I am building Pytorch 1.7 from source on a raspberry pi zero (raspbian-lite: kernel version 4.19) and the build is hanging at the same spot every single time nearly indefinitely. Here are my steps:

sudo apt install libopenblas-dev libblas-dev m4 cmake cython python3-dev python3-yaml python3-setuptools python3-wheel python3-pillow python3-numpy git

git clone --recursive https://github.com/pytorch/pytorch
cd pytorch

export USE_CUDA=0
export USE_CUDNN=0
export BUILD_TEST=0
export USE_MKLDNN=0
export USE_DISTRIBUTED=0
export USE_NNPACK=0

(I have tried not setting these as well and I still get stuck at the same spot so I don’t think it’s this.I have also tried to run python3 setup.py clean prior and still no luck)

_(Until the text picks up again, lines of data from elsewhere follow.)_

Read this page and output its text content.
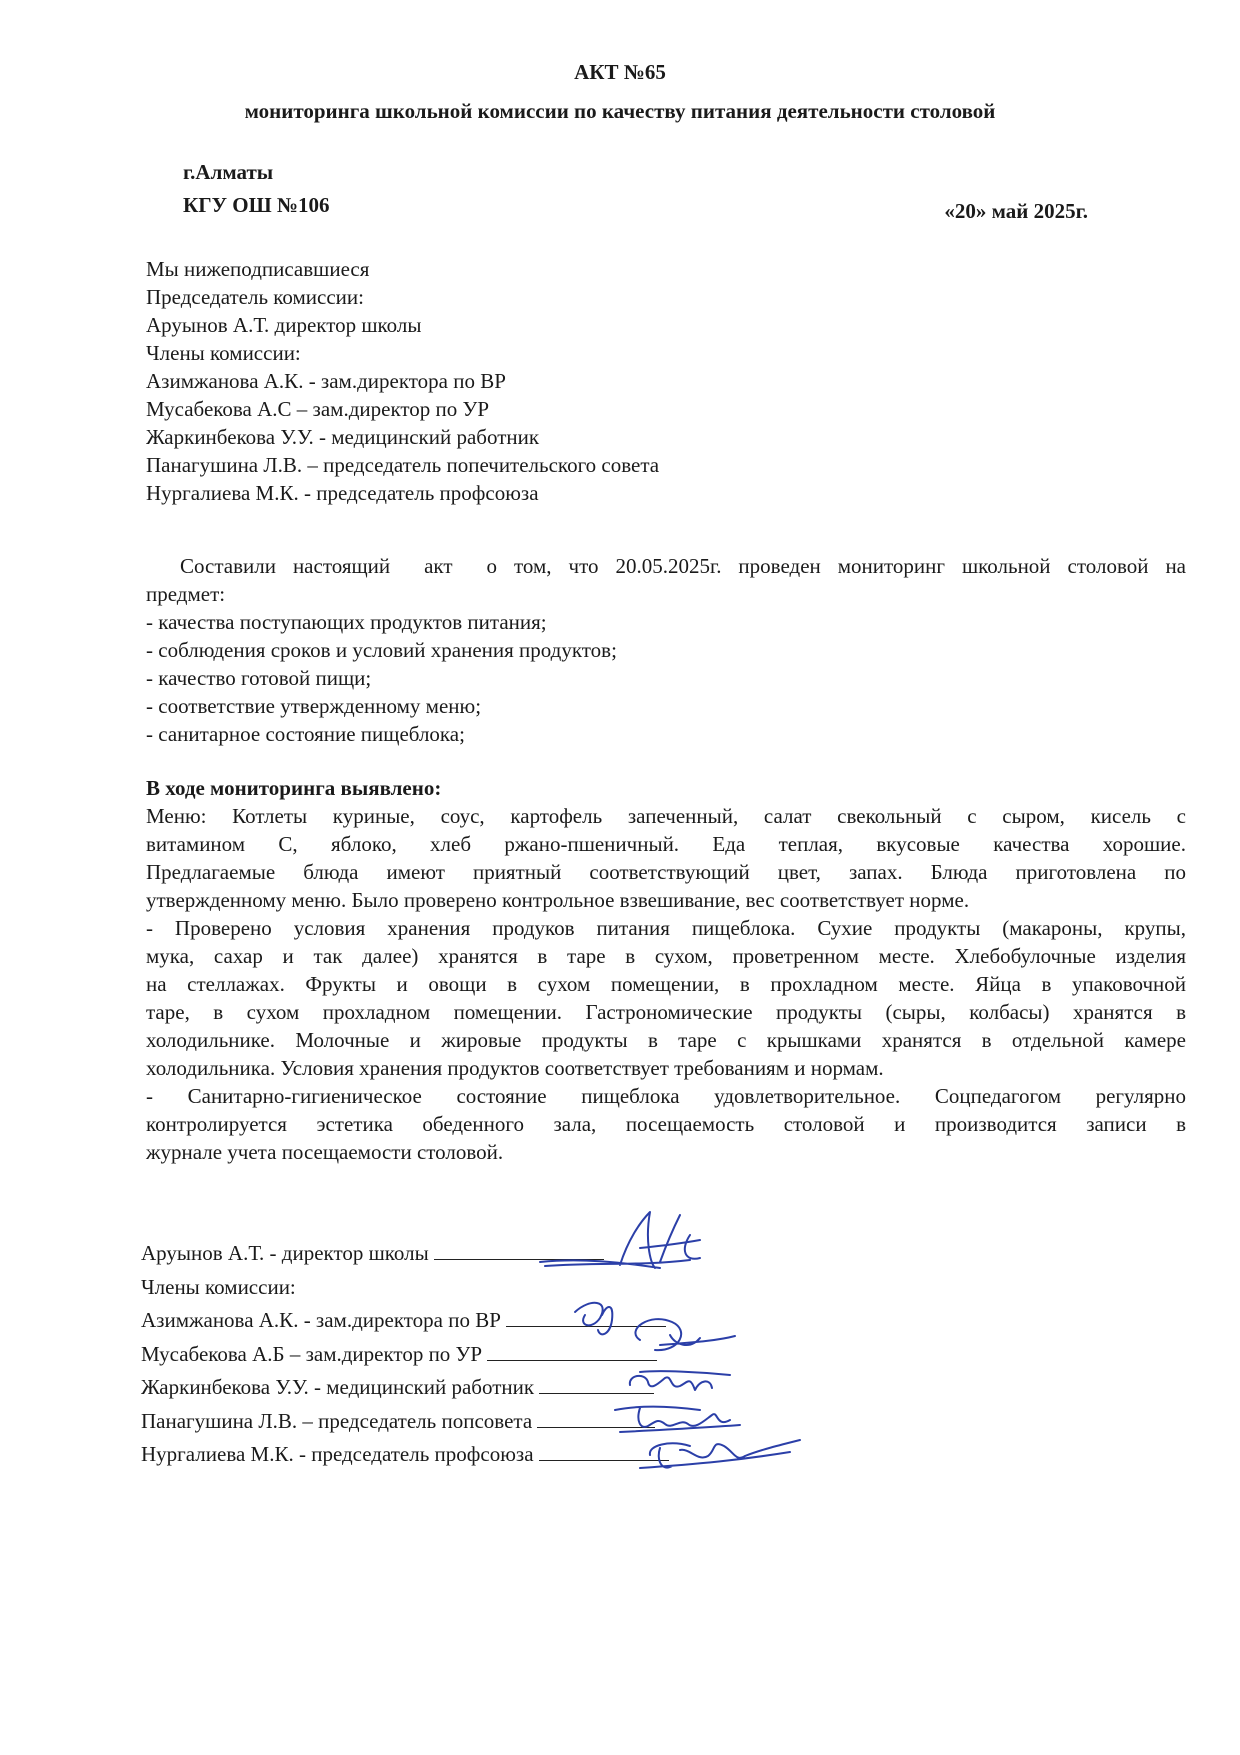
АКТ №65
мониторинга школьной комиссии по качеству питания деятельности столовой
г.Алматы
КГУ ОШ №106	«20» май 2025г.
Мы нижеподписавшиеся
Председатель комиссии:
Аруынов А.Т. директор школы
Члены комиссии:
Азимжанова А.К. - зам.директора по ВР
Мусабекова А.С – зам.директор по УР
Жаркинбекова У.У. - медицинский работник
Панагушина Л.В. – председатель попечительского совета
Нургалиева М.К. - председатель профсоюза
Составили настоящий  акт  о том, что 20.05.2025г. проведен мониторинг школьной столовой на
предмет:
- качества поступающих продуктов питания;
- соблюдения сроков и условий хранения продуктов;
- качество готовой пищи;
- соответствие утвержденному меню;
- санитарное состояние пищеблока;
В ходе мониторинга выявлено:
Меню: Котлеты куриные, соус, картофель запеченный, салат свекольный с сыром, кисель с
витамином С, яблоко, хлеб ржано-пшеничный. Еда теплая, вкусовые качества хорошие.
Предлагаемые блюда имеют приятный соответствующий цвет, запах. Блюда приготовлена по
утвержденному меню. Было проверено контрольное взвешивание, вес соответствует норме.
- Проверено условия хранения продуков питания пищеблока. Сухие продукты (макароны, крупы,
мука, сахар и так далее) хранятся в таре в сухом, проветренном месте. Хлебобулочные изделия
на стеллажах. Фрукты и овощи в сухом помещении, в прохладном месте. Яйца в упаковочной
таре, в сухом прохладном помещении. Гастрономические продукты (сыры, колбасы) хранятся в
холодильнике. Молочные и жировые продукты в таре с крышками хранятся в отдельной камере
холодильника. Условия хранения продуктов соответствует требованиям и нормам.
- Санитарно-гигиеническое состояние пищеблока удовлетворительное. Соцпедагогом регулярно
контролируется эстетика обеденного зала, посещаемость столовой и производится записи в
журнале учета посещаемости столовой.
Аруынов А.Т. - директор школы
Члены комиссии:
Азимжанова А.К. - зам.директора по ВР
Мусабекова А.Б – зам.директор по УР
Жаркинбекова У.У. - медицинский работник
Панагушина Л.В. – председатель попсовета
Нургалиева М.К. - председатель профсоюза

python3 setup.py install --verbose

It always hangs indefinitely (12+ hours) at this line Building CXX object caffe2/CMakeFiles/torch_cpu.dir/__/aten/src/ATen/Functions.cpp.o

or it hangs there and produces this error:

c++: fatal error: Killed signal terminated program cc1plus
compilation terminated.
make[2]: *** [caffe2/CMakeFiles/torch_cpu.dir/build.make:3632: caffe2/CMakeFiles/torch_cpu.dir/__/aten/src/ATen/Functions.cpp.o] Error 1
make[1]: *** [CMakeFiles/Makefile2:1558: caffe2/CMakeFiles/torch_cpu.dir/all] Error 2
make: *** [Makefile:141: all] Error 2
Traceback (most recent call last):
File “setup.py”, line 737, in
build_deps()
File “setup.py”, line 321, in build_deps
cmake=cmake)
File “/home/pi/pytorch/tools/build_pytorch_libs.py”, line 62, in build_caffe2
cmake.build(my_env)
File “/home/pi/pytorch/tools/setup_helpers/cmake.py”, line 345, in build
self.run(build_args, my_env)
File “/home/pi/pytorch/tools/setup_helpers/cmake.py”, line 141, in run
check_call(command, cwd=self.build_dir, env=env)
File “/usr/lib/python3.7/subprocess.py”, line 347, in check_call
raise CalledProcessError(retcode, cmd)
subprocess.CalledProcessError: Command ‘[‘cmake’, ‘–build’, ‘.’, ‘–target’, ‘install’, ‘–config’, ‘Release’, ‘–’, ‘-j’, ‘1’]’ returned non-zero exit status 2.

Does anyone have an idea what could be causing this and what I could do to resolve?

Any help would be greatly appreciated!

Could you check the memory usage on your RPi and check, if you might be running out of memory while compiling on the device?
If that’s the case, you might need to add a larger swap and rerun the build.

The last time I’ve compiled PyTorch on my RPi ver1, I needed to increase the swap by quite a bit and I think it took approx. a day to finish the compilation on the device (it was the first RPi with a single core).